In my view, § 3109(1) creates an elitist, unreasonable and arbitrary classification permitting those who can afford private insurance to supplement no-fault benefits the luxury of duplicative recovery while denying parallel benefits to the many similarly situated insureds whose economic circumstances require sole reliance on governmental sources to which they may have contributed.
However, it must be acknowledged that the O’Donnell majority concluded that § 3109(1) is free from constitutional infirmity. Further, O’Donnell is held to control the constitutional question presented in these cases.
Aside from the constitutional issue, significant questions were left unanswered in O’Donnell. These questions, which were unnecessary to the decision in O’Donnell, concerned the scope and type of benefits which may be subtracted from no-*190fault personal protection insurance benefits. Indeed, issues regarding which governmental benefits may be deducted from no-fault benefits still remain largely unaddressed.

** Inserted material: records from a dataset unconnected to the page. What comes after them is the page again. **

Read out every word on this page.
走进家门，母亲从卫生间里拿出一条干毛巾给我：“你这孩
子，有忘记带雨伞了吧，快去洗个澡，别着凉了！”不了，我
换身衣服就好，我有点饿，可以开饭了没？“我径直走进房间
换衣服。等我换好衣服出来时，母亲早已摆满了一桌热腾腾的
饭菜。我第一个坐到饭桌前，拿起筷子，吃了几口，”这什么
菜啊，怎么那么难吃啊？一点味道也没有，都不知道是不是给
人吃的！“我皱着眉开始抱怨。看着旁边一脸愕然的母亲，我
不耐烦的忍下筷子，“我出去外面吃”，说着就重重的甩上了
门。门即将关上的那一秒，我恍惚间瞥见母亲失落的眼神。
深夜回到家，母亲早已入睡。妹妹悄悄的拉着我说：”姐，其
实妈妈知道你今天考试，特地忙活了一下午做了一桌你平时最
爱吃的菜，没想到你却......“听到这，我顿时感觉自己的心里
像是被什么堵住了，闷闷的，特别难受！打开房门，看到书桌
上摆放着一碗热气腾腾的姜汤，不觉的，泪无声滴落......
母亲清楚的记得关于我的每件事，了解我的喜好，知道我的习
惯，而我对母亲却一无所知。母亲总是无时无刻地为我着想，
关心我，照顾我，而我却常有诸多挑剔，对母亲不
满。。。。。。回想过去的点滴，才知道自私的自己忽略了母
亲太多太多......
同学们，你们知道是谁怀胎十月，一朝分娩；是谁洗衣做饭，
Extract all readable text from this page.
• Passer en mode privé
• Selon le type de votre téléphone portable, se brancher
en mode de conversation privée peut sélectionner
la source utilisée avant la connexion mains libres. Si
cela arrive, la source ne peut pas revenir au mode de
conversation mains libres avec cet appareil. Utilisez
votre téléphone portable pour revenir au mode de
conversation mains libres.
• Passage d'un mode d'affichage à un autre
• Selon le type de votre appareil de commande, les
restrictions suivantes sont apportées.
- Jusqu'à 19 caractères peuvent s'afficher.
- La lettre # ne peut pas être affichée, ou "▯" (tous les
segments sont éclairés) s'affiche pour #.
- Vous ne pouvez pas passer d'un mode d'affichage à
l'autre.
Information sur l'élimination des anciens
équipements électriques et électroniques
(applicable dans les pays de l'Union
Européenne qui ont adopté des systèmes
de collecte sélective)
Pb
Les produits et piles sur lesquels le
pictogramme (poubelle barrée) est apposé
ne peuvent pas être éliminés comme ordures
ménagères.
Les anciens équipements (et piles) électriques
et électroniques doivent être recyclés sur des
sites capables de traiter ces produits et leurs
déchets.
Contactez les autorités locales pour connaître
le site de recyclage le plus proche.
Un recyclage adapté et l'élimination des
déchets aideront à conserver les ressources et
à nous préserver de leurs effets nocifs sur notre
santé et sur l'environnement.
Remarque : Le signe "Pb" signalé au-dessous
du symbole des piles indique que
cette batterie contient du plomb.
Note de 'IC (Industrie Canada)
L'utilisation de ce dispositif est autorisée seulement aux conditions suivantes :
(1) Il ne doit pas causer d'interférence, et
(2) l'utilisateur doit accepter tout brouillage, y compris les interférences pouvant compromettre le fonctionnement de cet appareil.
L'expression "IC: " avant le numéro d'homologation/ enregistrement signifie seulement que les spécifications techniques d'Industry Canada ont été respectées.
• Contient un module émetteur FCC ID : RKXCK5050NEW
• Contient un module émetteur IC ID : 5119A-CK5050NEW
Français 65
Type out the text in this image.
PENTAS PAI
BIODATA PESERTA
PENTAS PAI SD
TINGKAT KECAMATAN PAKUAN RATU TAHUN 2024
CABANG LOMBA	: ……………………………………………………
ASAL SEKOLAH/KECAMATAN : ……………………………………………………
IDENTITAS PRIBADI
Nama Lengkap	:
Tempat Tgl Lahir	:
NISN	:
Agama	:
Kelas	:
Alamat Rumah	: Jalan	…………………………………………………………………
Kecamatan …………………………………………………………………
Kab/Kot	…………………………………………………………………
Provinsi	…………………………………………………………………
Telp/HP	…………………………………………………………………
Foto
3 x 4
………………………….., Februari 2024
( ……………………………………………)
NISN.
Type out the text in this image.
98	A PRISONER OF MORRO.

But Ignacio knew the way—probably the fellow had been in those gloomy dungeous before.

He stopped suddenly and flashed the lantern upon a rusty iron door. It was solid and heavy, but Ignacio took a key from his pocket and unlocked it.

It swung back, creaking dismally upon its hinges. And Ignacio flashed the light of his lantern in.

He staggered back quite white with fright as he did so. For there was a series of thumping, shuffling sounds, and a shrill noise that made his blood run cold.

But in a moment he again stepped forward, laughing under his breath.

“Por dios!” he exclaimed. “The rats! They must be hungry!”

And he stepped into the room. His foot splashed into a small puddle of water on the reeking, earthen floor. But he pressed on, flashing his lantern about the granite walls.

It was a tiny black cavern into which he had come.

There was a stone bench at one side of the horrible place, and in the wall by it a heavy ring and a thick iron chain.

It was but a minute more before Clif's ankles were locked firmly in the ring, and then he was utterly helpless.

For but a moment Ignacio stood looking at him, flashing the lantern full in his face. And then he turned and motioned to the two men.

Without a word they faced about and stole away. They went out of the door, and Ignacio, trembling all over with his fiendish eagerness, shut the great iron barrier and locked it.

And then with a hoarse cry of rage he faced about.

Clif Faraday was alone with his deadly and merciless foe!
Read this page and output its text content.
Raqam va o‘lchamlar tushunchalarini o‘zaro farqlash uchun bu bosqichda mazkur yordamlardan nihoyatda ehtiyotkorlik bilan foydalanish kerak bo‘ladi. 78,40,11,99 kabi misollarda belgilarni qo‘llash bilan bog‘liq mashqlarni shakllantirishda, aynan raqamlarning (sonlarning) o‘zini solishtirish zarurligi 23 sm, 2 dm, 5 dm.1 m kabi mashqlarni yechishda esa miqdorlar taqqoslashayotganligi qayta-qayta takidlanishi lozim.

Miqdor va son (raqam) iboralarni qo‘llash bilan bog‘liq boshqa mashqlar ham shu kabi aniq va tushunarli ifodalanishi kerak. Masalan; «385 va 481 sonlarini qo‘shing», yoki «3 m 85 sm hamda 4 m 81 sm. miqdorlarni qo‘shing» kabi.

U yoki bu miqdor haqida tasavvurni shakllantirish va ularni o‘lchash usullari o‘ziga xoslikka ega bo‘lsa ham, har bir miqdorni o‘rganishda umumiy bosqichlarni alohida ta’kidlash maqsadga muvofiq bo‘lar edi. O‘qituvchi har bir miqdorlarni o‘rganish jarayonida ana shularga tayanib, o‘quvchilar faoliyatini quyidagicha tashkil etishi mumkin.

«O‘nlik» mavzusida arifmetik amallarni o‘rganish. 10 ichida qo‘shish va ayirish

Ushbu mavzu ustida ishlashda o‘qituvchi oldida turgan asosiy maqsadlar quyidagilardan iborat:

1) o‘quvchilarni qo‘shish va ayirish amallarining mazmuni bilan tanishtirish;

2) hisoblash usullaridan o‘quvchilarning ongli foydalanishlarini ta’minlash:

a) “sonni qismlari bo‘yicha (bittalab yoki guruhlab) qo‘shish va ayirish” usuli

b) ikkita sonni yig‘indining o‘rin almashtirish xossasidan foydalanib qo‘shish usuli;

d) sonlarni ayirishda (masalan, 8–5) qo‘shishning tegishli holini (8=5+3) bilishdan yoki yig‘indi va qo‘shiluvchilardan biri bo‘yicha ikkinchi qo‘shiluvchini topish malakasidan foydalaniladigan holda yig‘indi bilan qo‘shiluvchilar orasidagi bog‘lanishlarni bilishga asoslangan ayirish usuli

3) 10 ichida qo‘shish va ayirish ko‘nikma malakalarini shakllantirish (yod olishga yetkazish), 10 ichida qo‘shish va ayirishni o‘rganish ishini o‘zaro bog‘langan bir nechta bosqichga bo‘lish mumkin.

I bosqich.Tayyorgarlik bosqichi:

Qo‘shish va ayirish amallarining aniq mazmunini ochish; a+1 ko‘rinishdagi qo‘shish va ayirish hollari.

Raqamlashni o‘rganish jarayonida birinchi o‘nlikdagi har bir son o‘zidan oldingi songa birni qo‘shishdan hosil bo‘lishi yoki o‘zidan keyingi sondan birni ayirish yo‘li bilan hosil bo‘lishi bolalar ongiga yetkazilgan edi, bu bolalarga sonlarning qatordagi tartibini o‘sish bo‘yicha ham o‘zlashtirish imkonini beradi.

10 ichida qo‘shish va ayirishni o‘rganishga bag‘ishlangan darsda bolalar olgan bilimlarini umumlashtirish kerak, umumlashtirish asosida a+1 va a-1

In these cases we deal with workers’ compensation benefits which are provided without direct cost to the employee. The legislative history, as studiously outlined by Justice Kavanagh, indicates an intent that workers’ compensation benefits be deducted from personal protection insurance benefits when both benefits are payable for an injury. Therefore, allowing set-off of these government benefits comports with legislative intent.
Additionally, under the facts of the instant cases, the workers’ compensation benefits and the personal protection insurance benefits are clearly "payable for the injury” within the meaning of § 3109(1). The right to receive workers’ compensation benefits arises out of the same circumstances which make the recipient eligible to receive personal protection insurance benefits. Further, both benefits are payable to compensate the recipient for the same economic injuries suffered as a result of the accident.
As to the resolution of other issues raised in these cases, I agree with the analysis employed by Justice Kavanagh. For the foregoing reasons, I concur in the results reached.